On the ends of Oftedahl and Johnson's building are the remnants of their old barn, boards which they salvaged.

"We had to take a barn down that was in such sad shape it was falling down," said Johnson.

There are a number of reasons that they like their new shed. First, it is transportable.

Said Oftedahl, "If we decide to sell and whoever doesn't want the shed, we can take it down with us."

They also like its appearance over conventional, "square" shaped buildings.

Ben Fox, who is president of Midwest Cover-All, said that his structures are sturdy, too. According to him, the structures can surpass Canadian wind and snow loads.

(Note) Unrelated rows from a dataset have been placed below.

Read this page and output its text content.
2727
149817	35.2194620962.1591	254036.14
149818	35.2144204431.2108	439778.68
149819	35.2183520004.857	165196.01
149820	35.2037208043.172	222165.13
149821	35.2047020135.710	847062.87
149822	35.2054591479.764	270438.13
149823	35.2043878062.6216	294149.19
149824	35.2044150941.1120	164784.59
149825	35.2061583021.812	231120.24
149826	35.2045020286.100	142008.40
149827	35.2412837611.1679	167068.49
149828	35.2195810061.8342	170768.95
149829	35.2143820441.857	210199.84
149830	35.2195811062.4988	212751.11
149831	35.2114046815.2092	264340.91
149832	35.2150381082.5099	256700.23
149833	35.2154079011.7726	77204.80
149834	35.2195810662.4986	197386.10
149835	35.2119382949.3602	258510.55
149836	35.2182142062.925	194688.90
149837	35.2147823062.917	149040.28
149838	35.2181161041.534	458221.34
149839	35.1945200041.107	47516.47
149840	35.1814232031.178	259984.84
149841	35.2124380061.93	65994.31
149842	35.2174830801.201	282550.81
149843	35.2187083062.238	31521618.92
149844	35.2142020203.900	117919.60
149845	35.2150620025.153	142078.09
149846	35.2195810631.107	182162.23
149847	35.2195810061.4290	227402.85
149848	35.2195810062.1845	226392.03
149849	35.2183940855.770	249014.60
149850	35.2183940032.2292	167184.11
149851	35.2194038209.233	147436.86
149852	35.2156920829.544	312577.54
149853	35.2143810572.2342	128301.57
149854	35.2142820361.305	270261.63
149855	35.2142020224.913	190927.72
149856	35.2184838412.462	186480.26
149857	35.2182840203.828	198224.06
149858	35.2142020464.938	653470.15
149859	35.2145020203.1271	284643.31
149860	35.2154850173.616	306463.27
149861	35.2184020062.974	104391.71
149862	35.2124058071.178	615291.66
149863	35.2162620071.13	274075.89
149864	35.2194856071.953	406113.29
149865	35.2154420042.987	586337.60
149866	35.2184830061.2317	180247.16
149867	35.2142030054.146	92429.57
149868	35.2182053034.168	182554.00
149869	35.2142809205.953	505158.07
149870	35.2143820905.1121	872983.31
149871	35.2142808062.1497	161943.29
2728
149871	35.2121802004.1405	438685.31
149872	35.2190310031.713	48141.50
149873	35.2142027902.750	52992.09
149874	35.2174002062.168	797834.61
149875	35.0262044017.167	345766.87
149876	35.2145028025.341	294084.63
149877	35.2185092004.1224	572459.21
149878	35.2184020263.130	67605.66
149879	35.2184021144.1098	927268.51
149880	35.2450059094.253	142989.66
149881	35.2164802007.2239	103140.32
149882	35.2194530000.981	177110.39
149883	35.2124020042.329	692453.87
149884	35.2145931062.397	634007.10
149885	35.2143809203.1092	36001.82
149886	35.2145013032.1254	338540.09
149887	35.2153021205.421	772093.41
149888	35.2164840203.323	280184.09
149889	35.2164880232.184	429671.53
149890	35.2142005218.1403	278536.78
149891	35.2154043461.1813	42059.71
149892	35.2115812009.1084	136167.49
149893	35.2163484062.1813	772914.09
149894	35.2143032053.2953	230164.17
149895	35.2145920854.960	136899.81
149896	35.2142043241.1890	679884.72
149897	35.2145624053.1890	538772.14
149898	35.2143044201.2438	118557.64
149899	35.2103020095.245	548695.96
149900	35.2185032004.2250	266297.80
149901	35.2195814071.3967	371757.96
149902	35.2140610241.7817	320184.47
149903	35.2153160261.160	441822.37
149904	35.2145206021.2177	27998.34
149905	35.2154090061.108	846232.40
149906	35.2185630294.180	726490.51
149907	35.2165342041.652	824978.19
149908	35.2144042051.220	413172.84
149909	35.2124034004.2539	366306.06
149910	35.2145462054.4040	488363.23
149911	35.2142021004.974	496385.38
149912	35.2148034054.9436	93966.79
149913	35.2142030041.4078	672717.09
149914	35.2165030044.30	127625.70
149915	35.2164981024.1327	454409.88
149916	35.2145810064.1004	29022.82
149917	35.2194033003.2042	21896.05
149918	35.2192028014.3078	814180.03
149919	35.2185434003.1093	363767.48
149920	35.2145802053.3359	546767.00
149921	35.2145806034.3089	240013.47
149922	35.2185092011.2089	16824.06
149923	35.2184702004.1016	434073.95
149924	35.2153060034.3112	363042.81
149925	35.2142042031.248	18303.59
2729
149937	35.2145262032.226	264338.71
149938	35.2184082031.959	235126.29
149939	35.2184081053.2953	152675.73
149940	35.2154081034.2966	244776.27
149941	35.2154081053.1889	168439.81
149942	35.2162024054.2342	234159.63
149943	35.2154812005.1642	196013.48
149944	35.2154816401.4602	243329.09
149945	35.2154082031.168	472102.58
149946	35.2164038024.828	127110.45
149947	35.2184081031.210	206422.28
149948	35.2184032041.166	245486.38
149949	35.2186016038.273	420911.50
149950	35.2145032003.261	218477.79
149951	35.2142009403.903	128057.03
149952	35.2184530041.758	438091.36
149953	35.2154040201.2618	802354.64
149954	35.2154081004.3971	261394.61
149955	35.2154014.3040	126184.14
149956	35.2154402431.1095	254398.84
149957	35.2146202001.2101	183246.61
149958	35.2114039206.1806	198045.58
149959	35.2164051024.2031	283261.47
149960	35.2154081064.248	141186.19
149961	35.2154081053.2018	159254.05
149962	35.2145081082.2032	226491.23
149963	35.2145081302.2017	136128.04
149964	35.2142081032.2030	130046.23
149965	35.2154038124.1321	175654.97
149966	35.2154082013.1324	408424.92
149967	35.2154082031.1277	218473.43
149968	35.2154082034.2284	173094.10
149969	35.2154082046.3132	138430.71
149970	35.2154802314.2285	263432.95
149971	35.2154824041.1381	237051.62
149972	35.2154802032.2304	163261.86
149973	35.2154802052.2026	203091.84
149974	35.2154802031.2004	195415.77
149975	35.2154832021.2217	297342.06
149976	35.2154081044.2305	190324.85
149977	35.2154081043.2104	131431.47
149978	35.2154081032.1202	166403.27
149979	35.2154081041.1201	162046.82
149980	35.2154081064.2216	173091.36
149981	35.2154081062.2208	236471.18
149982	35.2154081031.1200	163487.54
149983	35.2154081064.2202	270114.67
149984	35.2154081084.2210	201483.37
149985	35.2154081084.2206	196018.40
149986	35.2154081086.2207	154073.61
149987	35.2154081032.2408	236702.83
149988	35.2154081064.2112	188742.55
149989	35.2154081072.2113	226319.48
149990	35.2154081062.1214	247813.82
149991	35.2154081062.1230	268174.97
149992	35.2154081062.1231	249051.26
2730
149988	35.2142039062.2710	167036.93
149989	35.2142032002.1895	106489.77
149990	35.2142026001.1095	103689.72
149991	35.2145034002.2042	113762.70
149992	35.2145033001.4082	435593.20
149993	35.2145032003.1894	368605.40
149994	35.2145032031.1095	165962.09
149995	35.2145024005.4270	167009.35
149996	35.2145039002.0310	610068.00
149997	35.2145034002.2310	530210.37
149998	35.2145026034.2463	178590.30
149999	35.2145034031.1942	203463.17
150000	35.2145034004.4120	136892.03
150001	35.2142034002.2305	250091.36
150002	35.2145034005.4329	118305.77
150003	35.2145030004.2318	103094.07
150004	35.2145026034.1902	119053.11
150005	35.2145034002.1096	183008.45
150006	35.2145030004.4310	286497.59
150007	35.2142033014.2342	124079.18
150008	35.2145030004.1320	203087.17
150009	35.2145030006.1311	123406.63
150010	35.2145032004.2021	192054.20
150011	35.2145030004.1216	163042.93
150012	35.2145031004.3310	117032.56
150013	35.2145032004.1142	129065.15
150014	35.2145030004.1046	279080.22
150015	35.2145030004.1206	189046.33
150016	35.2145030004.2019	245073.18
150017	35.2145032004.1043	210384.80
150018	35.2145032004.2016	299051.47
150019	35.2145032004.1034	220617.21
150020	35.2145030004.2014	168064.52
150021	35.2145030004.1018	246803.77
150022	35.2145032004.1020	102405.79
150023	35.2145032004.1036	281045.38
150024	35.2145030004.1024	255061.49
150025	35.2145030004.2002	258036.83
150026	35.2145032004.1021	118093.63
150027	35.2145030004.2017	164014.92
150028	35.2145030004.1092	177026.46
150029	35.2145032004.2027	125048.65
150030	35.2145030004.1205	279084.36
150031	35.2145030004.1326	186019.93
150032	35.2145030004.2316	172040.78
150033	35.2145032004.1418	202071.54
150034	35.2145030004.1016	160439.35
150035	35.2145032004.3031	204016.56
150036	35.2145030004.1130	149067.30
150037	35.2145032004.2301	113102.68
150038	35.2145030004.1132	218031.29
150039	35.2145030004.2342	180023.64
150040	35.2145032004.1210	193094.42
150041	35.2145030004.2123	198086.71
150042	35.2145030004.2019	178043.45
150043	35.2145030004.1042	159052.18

On top of that, there are no dead air spaces and the ventilation is excellent. He added that it releases heat in the summer, and keeps warm in the winter.

Johnson certainly sees its durability. The workmen were walking across it when they installed it.

The structures can go about any length and about 130 feet wide. Fox said there are many uses for these building, but they are especially good for agriculture.

However, they have also been used for car showrooms and even indoor hockey rinks.

Johnson said that neighbors thought it was a new indoor riding arena because they knew she was getting into horses.

Cover-All is originally based out of Canada, but Fox said its sales have increased 400 percent while in Minnesota.

He adds that the structure has no support poles, but simply works on its tightness around the frame. He also offers the buildings through a lease-purchase agreement, and they last about 35 years.

Oftedahl said his building is guaranteed for about 15 to 20 years. He was happy with the price and felt he had paid about half of what he would have paid for steel.